科恩說,在鍛煉過程中最重要的事情之一就是補充水分,如果你的鍛煉時間不超過45分鐘,那么補充水分就足夠了。

"For endurance exercises of one to 2½ hours, aim for 30 to 60 grams of carbohydrates per hour. This will provide carbohydrates to fuel the exercise to supplement the muscle glycogen," Cohen said. For instance, a medium apple has about 25 grams of total carbohydrates.

“一到2½小時耐力練習(xí),目的為每小時30到60克碳水化合物。這將提供碳水化合物作為運動的燃料,補充肌糖原,”科恩說。例如,一個中等大小的蘋果含有大約25克的碳水化合物。

What to eat after exercise

運動后吃什么

After you exercise, munch on protein, Cohen said, such as dairy products, eggs, meat and poultry.
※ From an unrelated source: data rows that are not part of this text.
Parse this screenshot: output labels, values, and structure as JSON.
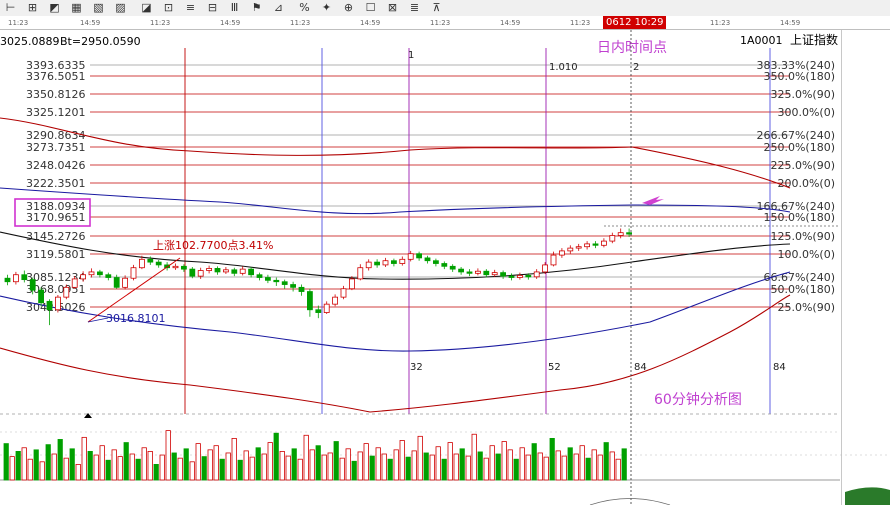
{
  "toolbar": {
    "icons": [
      "marker-icon",
      "cross-icon",
      "line-icon",
      "grid-icon",
      "ray-icon",
      "channel-icon",
      "parallel-icon",
      "fan-icon",
      "text-icon",
      "arc-icon",
      "fib-icon",
      "box-icon",
      "circle-icon",
      "percent-icon",
      "gann-icon",
      "period-icon",
      "angle-icon",
      "arrow-icon",
      "up-arrow-icon",
      "down-arrow-icon"
    ]
  },
  "time_axis": {
    "labels": [
      "11:23",
      "14:59",
      "11:23",
      "14:59",
      "11:23",
      "14:59",
      "11:23",
      "14:59",
      "11:23"
    ],
    "cursor_time": "0612 10:29",
    "end_labels": [
      "11:23",
      "14:59"
    ]
  },
  "header": {
    "left_value": "3025.0889",
    "bt_value": "Bt=2950.0590",
    "code": "1A0001",
    "index_name": "上证指数"
  },
  "price_labels": [
    "3393.6335",
    "3376.5051",
    "3350.8126",
    "3325.1201",
    "3290.8634",
    "3273.7351",
    "3248.0426",
    "3222.3501",
    "3188.0934",
    "3170.9651",
    "3145.2726",
    "3119.5801",
    "3085.1234",
    "3068.0951",
    "3042.5026"
  ],
  "percent_labels": [
    "383.33%(240)",
    "350.0%(180)",
    "325.0%(90)",
    "300.0%(0)",
    "266.67%(240)",
    "250.0%(180)",
    "225.0%(90)",
    "200.0%(0)",
    "166.67%(240)",
    "150.0%(180)",
    "125.0%(90)",
    "100.0%(0)",
    "66.67%(240)",
    "50.0%(180)",
    "25.0%(90)"
  ],
  "cycle_labels": [
    "1",
    "1.010",
    "2",
    "32",
    "52",
    "84",
    "84"
  ],
  "annotations": {
    "intraday_point": "日内时间点",
    "rise": "上涨102.7700点3.41%",
    "low": "3016.8101",
    "chart_caption": "60分钟分析图"
  },
  "colors": {
    "candle_up": "#d00000",
    "candle_down": "#00a000",
    "fib_line": "#c00000",
    "cycle_line": "#9b1cb0",
    "annotation": "#c041d0",
    "highlight_box": "#d032d0"
  },
  "volumes": [
    {
      "v": 0.7,
      "up": false
    },
    {
      "v": 0.45,
      "up": true
    },
    {
      "v": 0.55,
      "up": false
    },
    {
      "v": 0.62,
      "up": true
    },
    {
      "v": 0.4,
      "up": true
    },
    {
      "v": 0.58,
      "up": false
    },
    {
      "v": 0.35,
      "up": true
    },
    {
      "v": 0.68,
      "up": false
    },
    {
      "v": 0.5,
      "up": true
    },
    {
      "v": 0.78,
      "up": false
    },
    {
      "v": 0.42,
      "up": true
    },
    {
      "v": 0.6,
      "up": false
    },
    {
      "v": 0.3,
      "up": true
    },
    {
      "v": 0.82,
      "up": true
    },
    {
      "v": 0.55,
      "up": false
    },
    {
      "v": 0.48,
      "up": true
    },
    {
      "v": 0.66,
      "up": true
    },
    {
      "v": 0.38,
      "up": false
    },
    {
      "v": 0.58,
      "up": true
    },
    {
      "v": 0.45,
      "up": true
    },
    {
      "v": 0.72,
      "up": false
    },
    {
      "v": 0.5,
      "up": true
    },
    {
      "v": 0.4,
      "up": false
    },
    {
      "v": 0.62,
      "up": true
    },
    {
      "v": 0.55,
      "up": true
    },
    {
      "v": 0.3,
      "up": false
    },
    {
      "v": 0.48,
      "up": true
    },
    {
      "v": 0.95,
      "up": true
    },
    {
      "v": 0.52,
      "up": false
    },
    {
      "v": 0.42,
      "up": true
    },
    {
      "v": 0.6,
      "up": false
    },
    {
      "v": 0.35,
      "up": true
    },
    {
      "v": 0.7,
      "up": true
    },
    {
      "v": 0.45,
      "up": false
    },
    {
      "v": 0.58,
      "up": true
    },
    {
      "v": 0.66,
      "up": true
    },
    {
      "v": 0.4,
      "up": false
    },
    {
      "v": 0.52,
      "up": true
    },
    {
      "v": 0.8,
      "up": true
    },
    {
      "v": 0.38,
      "up": false
    },
    {
      "v": 0.56,
      "up": true
    },
    {
      "v": 0.44,
      "up": true
    },
    {
      "v": 0.62,
      "up": false
    },
    {
      "v": 0.5,
      "up": true
    },
    {
      "v": 0.72,
      "up": true
    },
    {
      "v": 0.9,
      "up": false
    },
    {
      "v": 0.55,
      "up": true
    },
    {
      "v": 0.46,
      "up": true
    },
    {
      "v": 0.6,
      "up": false
    },
    {
      "v": 0.4,
      "up": true
    },
    {
      "v": 0.86,
      "up": true
    },
    {
      "v": 0.58,
      "up": true
    },
    {
      "v": 0.66,
      "up": false
    },
    {
      "v": 0.48,
      "up": true
    },
    {
      "v": 0.52,
      "up": true
    },
    {
      "v": 0.74,
      "up": false
    },
    {
      "v": 0.42,
      "up": true
    },
    {
      "v": 0.6,
      "up": true
    },
    {
      "v": 0.36,
      "up": false
    },
    {
      "v": 0.54,
      "up": true
    },
    {
      "v": 0.7,
      "up": true
    },
    {
      "v": 0.46,
      "up": false
    },
    {
      "v": 0.62,
      "up": true
    },
    {
      "v": 0.5,
      "up": true
    },
    {
      "v": 0.4,
      "up": false
    },
    {
      "v": 0.58,
      "up": true
    },
    {
      "v": 0.76,
      "up": true
    },
    {
      "v": 0.44,
      "up": false
    },
    {
      "v": 0.56,
      "up": true
    },
    {
      "v": 0.84,
      "up": true
    },
    {
      "v": 0.52,
      "up": false
    },
    {
      "v": 0.48,
      "up": true
    },
    {
      "v": 0.64,
      "up": true
    },
    {
      "v": 0.4,
      "up": false
    },
    {
      "v": 0.72,
      "up": true
    },
    {
      "v": 0.5,
      "up": true
    },
    {
      "v": 0.6,
      "up": false
    },
    {
      "v": 0.46,
      "up": true
    },
    {
      "v": 0.88,
      "up": true
    },
    {
      "v": 0.54,
      "up": false
    },
    {
      "v": 0.42,
      "up": true
    },
    {
      "v": 0.66,
      "up": true
    },
    {
      "v": 0.5,
      "up": false
    },
    {
      "v": 0.74,
      "up": true
    },
    {
      "v": 0.58,
      "up": true
    },
    {
      "v": 0.4,
      "up": false
    },
    {
      "v": 0.62,
      "up": true
    },
    {
      "v": 0.48,
      "up": true
    },
    {
      "v": 0.7,
      "up": false
    },
    {
      "v": 0.52,
      "up": true
    },
    {
      "v": 0.44,
      "up": true
    },
    {
      "v": 0.8,
      "up": false
    },
    {
      "v": 0.56,
      "up": true
    },
    {
      "v": 0.46,
      "up": true
    },
    {
      "v": 0.62,
      "up": false
    },
    {
      "v": 0.5,
      "up": true
    },
    {
      "v": 0.66,
      "up": true
    },
    {
      "v": 0.42,
      "up": false
    },
    {
      "v": 0.58,
      "up": true
    },
    {
      "v": 0.48,
      "up": true
    },
    {
      "v": 0.72,
      "up": false
    },
    {
      "v": 0.54,
      "up": true
    },
    {
      "v": 0.4,
      "up": true
    },
    {
      "v": 0.6,
      "up": false
    }
  ],
  "candles": [
    {
      "o": 3085,
      "c": 3080,
      "h": 3090,
      "l": 3075
    },
    {
      "o": 3080,
      "c": 3090,
      "h": 3094,
      "l": 3076
    },
    {
      "o": 3090,
      "c": 3083,
      "h": 3096,
      "l": 3079
    },
    {
      "o": 3083,
      "c": 3068,
      "h": 3086,
      "l": 3062
    },
    {
      "o": 3068,
      "c": 3050,
      "h": 3072,
      "l": 3045
    },
    {
      "o": 3052,
      "c": 3040,
      "h": 3055,
      "l": 3018
    },
    {
      "o": 3040,
      "c": 3058,
      "h": 3061,
      "l": 3036
    },
    {
      "o": 3058,
      "c": 3072,
      "h": 3076,
      "l": 3055
    },
    {
      "o": 3072,
      "c": 3084,
      "h": 3088,
      "l": 3070
    },
    {
      "o": 3084,
      "c": 3090,
      "h": 3095,
      "l": 3080
    },
    {
      "o": 3090,
      "c": 3094,
      "h": 3099,
      "l": 3086
    },
    {
      "o": 3094,
      "c": 3090,
      "h": 3097,
      "l": 3086
    },
    {
      "o": 3090,
      "c": 3086,
      "h": 3093,
      "l": 3082
    },
    {
      "o": 3086,
      "c": 3072,
      "h": 3090,
      "l": 3070
    },
    {
      "o": 3072,
      "c": 3085,
      "h": 3089,
      "l": 3069
    },
    {
      "o": 3085,
      "c": 3100,
      "h": 3104,
      "l": 3082
    },
    {
      "o": 3100,
      "c": 3112,
      "h": 3117,
      "l": 3098
    },
    {
      "o": 3112,
      "c": 3108,
      "h": 3116,
      "l": 3104
    },
    {
      "o": 3108,
      "c": 3104,
      "h": 3111,
      "l": 3100
    },
    {
      "o": 3104,
      "c": 3100,
      "h": 3108,
      "l": 3096
    },
    {
      "o": 3100,
      "c": 3102,
      "h": 3106,
      "l": 3097
    },
    {
      "o": 3102,
      "c": 3098,
      "h": 3105,
      "l": 3094
    },
    {
      "o": 3098,
      "c": 3088,
      "h": 3101,
      "l": 3085
    },
    {
      "o": 3088,
      "c": 3096,
      "h": 3100,
      "l": 3084
    },
    {
      "o": 3096,
      "c": 3099,
      "h": 3103,
      "l": 3092
    },
    {
      "o": 3099,
      "c": 3094,
      "h": 3102,
      "l": 3090
    },
    {
      "o": 3094,
      "c": 3097,
      "h": 3101,
      "l": 3091
    },
    {
      "o": 3097,
      "c": 3092,
      "h": 3100,
      "l": 3088
    },
    {
      "o": 3092,
      "c": 3098,
      "h": 3102,
      "l": 3089
    },
    {
      "o": 3098,
      "c": 3090,
      "h": 3101,
      "l": 3086
    },
    {
      "o": 3090,
      "c": 3086,
      "h": 3093,
      "l": 3082
    },
    {
      "o": 3086,
      "c": 3082,
      "h": 3090,
      "l": 3078
    },
    {
      "o": 3082,
      "c": 3080,
      "h": 3086,
      "l": 3074
    },
    {
      "o": 3080,
      "c": 3076,
      "h": 3083,
      "l": 3070
    },
    {
      "o": 3076,
      "c": 3072,
      "h": 3080,
      "l": 3066
    },
    {
      "o": 3072,
      "c": 3066,
      "h": 3076,
      "l": 3060
    },
    {
      "o": 3066,
      "c": 3040,
      "h": 3070,
      "l": 3030
    },
    {
      "o": 3040,
      "c": 3036,
      "h": 3046,
      "l": 3028
    },
    {
      "o": 3036,
      "c": 3048,
      "h": 3052,
      "l": 3034
    },
    {
      "o": 3048,
      "c": 3058,
      "h": 3062,
      "l": 3045
    },
    {
      "o": 3058,
      "c": 3070,
      "h": 3074,
      "l": 3055
    },
    {
      "o": 3070,
      "c": 3084,
      "h": 3088,
      "l": 3068
    },
    {
      "o": 3084,
      "c": 3100,
      "h": 3105,
      "l": 3082
    },
    {
      "o": 3100,
      "c": 3108,
      "h": 3112,
      "l": 3096
    },
    {
      "o": 3108,
      "c": 3104,
      "h": 3112,
      "l": 3100
    },
    {
      "o": 3104,
      "c": 3110,
      "h": 3114,
      "l": 3101
    },
    {
      "o": 3110,
      "c": 3106,
      "h": 3113,
      "l": 3102
    },
    {
      "o": 3106,
      "c": 3112,
      "h": 3116,
      "l": 3103
    },
    {
      "o": 3112,
      "c": 3120,
      "h": 3124,
      "l": 3109
    },
    {
      "o": 3120,
      "c": 3114,
      "h": 3123,
      "l": 3110
    },
    {
      "o": 3114,
      "c": 3110,
      "h": 3117,
      "l": 3106
    },
    {
      "o": 3110,
      "c": 3106,
      "h": 3113,
      "l": 3102
    },
    {
      "o": 3106,
      "c": 3102,
      "h": 3109,
      "l": 3098
    },
    {
      "o": 3102,
      "c": 3098,
      "h": 3105,
      "l": 3094
    },
    {
      "o": 3098,
      "c": 3094,
      "h": 3101,
      "l": 3090
    },
    {
      "o": 3094,
      "c": 3092,
      "h": 3098,
      "l": 3088
    },
    {
      "o": 3092,
      "c": 3095,
      "h": 3099,
      "l": 3089
    },
    {
      "o": 3095,
      "c": 3090,
      "h": 3098,
      "l": 3086
    },
    {
      "o": 3090,
      "c": 3093,
      "h": 3097,
      "l": 3087
    },
    {
      "o": 3093,
      "c": 3088,
      "h": 3096,
      "l": 3084
    },
    {
      "o": 3088,
      "c": 3086,
      "h": 3092,
      "l": 3082
    },
    {
      "o": 3086,
      "c": 3089,
      "h": 3093,
      "l": 3083
    },
    {
      "o": 3089,
      "c": 3087,
      "h": 3092,
      "l": 3083
    },
    {
      "o": 3087,
      "c": 3094,
      "h": 3098,
      "l": 3084
    },
    {
      "o": 3094,
      "c": 3104,
      "h": 3108,
      "l": 3091
    },
    {
      "o": 3104,
      "c": 3118,
      "h": 3123,
      "l": 3102
    },
    {
      "o": 3118,
      "c": 3124,
      "h": 3128,
      "l": 3114
    },
    {
      "o": 3124,
      "c": 3128,
      "h": 3132,
      "l": 3120
    },
    {
      "o": 3128,
      "c": 3130,
      "h": 3134,
      "l": 3124
    },
    {
      "o": 3130,
      "c": 3134,
      "h": 3138,
      "l": 3126
    },
    {
      "o": 3134,
      "c": 3132,
      "h": 3138,
      "l": 3128
    },
    {
      "o": 3132,
      "c": 3138,
      "h": 3142,
      "l": 3129
    },
    {
      "o": 3138,
      "c": 3146,
      "h": 3150,
      "l": 3135
    },
    {
      "o": 3146,
      "c": 3150,
      "h": 3156,
      "l": 3142
    },
    {
      "o": 3150,
      "c": 3148,
      "h": 3156,
      "l": 3144
    }
  ]
}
科恩說,運動后要多吃蛋白質(zhì),如奶制品、雞蛋、肉類和家禽。

鍛煉前、中、后吃什么

"After long or very high-intensity workouts, consuming 1 to 1.2 grams of carbohydrate per kilogram of body weight per hour for four to six hours, along with 15 to 25 grams of protein within the first hour after exercise, will replenish muscle glycogen stores as well as support muscle protein synthesis," Cohen said.

“長或非常高強度的訓(xùn)練之后,消耗1 - 1.2克的碳水化合物每公斤體重每小時4到6小時,隨著15到25克蛋白質(zhì)后的第一個小時內(nèi)運動,將補充肌肉糖原存儲以及支持肌肉蛋白質(zhì)合成,”科恩說。

For perspective, one hardboiled egg packs about 6 grams of protein.

一個煮熟的雞蛋含有6克蛋白質(zhì)。

"After lighter workouts, eat a well-balanced meal -- including high-quality protein and carbohydrates -- within two to three hours after finishing, and drink enough fluids to replace losses," Cohen added.

科恩補充說:“在較輕的鍛煉之后,在運動結(jié)束后的兩到三個小時內(nèi)吃一頓均衡的飯,包括高質(zhì)量的蛋白質(zhì)和碳水化合物,并喝足夠的液體來彌補損失。”